Por Higor Maffei Bellini
Quando falamos sobre assistir a um jogo de futebol, ou qualquer outro esporte, ao vivo, o preço do bilhete costuma ser o foco principal da conversa.
Mas, na realidade, esse é apenas um dos elementos que compõem o custo total de viver a experiência no estádio. E, por vezes, os fatores que rodeiam a entrada, como transporte e alimentação, tornam a ida ao jogo inviável, mesmo para os mais apaixonados.
Posso falar por experiência própria: já deixei de ir a jogos importantes, mesmo com o bilhete garantido, porque os custos paralelos eram simplesmente insustentáveis. Desde a final da Libertadores de 2025, em Lima, até um jogo do Paulista Feminino em Barueri, os preços do deslocamento ultrapassaram todos os limites do razoável, na minha visão e realidade financeira.

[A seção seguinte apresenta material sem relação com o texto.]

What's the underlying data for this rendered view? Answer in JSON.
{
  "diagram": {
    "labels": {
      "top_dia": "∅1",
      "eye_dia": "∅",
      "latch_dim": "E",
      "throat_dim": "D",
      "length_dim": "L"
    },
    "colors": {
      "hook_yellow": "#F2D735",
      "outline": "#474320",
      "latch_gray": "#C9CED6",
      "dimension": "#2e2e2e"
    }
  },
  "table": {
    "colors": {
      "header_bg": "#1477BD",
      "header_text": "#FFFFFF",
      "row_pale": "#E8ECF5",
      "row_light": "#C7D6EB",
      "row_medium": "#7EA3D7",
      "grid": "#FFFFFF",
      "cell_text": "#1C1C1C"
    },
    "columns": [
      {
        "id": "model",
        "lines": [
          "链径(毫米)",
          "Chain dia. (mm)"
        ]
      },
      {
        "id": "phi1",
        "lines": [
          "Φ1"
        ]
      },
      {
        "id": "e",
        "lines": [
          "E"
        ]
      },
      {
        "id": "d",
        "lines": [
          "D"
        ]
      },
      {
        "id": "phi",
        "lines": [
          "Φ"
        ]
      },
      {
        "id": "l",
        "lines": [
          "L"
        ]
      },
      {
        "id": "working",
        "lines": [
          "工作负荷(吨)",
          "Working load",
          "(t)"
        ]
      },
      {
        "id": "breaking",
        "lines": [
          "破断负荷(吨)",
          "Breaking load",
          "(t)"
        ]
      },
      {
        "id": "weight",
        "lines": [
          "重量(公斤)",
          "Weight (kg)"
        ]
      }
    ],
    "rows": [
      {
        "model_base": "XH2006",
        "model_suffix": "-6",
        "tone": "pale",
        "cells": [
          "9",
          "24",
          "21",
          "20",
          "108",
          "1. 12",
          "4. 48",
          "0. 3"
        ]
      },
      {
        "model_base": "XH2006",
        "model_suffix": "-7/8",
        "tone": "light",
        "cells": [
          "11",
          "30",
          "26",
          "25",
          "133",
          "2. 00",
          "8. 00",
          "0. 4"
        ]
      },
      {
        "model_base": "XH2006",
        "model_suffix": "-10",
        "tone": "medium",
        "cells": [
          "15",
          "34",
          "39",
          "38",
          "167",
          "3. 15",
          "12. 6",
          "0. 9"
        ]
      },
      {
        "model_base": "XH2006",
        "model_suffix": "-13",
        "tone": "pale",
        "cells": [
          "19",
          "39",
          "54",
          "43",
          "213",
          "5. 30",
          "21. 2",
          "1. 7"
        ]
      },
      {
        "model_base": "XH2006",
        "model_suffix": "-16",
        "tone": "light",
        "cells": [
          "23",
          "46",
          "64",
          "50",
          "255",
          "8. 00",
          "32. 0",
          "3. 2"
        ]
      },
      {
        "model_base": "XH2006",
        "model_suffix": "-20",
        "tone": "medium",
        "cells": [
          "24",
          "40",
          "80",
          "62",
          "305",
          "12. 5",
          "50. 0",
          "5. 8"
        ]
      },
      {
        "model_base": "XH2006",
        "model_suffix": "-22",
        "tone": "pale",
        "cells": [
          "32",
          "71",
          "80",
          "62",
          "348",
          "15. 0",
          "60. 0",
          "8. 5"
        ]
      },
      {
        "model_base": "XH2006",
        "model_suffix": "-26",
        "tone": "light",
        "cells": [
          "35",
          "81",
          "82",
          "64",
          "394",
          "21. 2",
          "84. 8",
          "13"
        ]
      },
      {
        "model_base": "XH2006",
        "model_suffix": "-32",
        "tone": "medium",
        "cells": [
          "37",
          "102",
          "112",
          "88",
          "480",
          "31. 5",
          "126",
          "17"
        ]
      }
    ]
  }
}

Para Lima, uma viagem que normalmente custaria cerca de R$ 2.500,00 estava a quase R$ 10.000,00 um valor quatro vezes superior ao habitual. Já para Barueri, um trajeto relativamente simples na região metropolitana de São Paulo, o Uber de ida chegou a custar R$ 150,00 quando geralmente gasto cerca de R$ 40,00
Nessas horas, o bom senso e o bolso têm de ser ouvidos. Quando o transporte custa mais que o próprio bilhete, torna-se claro que não estamos a falar apenas de paixão, mas de viabilidade.
E essa realidade afasta muitos torcedores dos estádios, não por falta de interesse, mas por falta de condições financeiras e até mesmo de tempo, para fazer essa viagem.
É por isso que clubes e entidades organizadoras precisam repensar a forma como estruturam os eventos.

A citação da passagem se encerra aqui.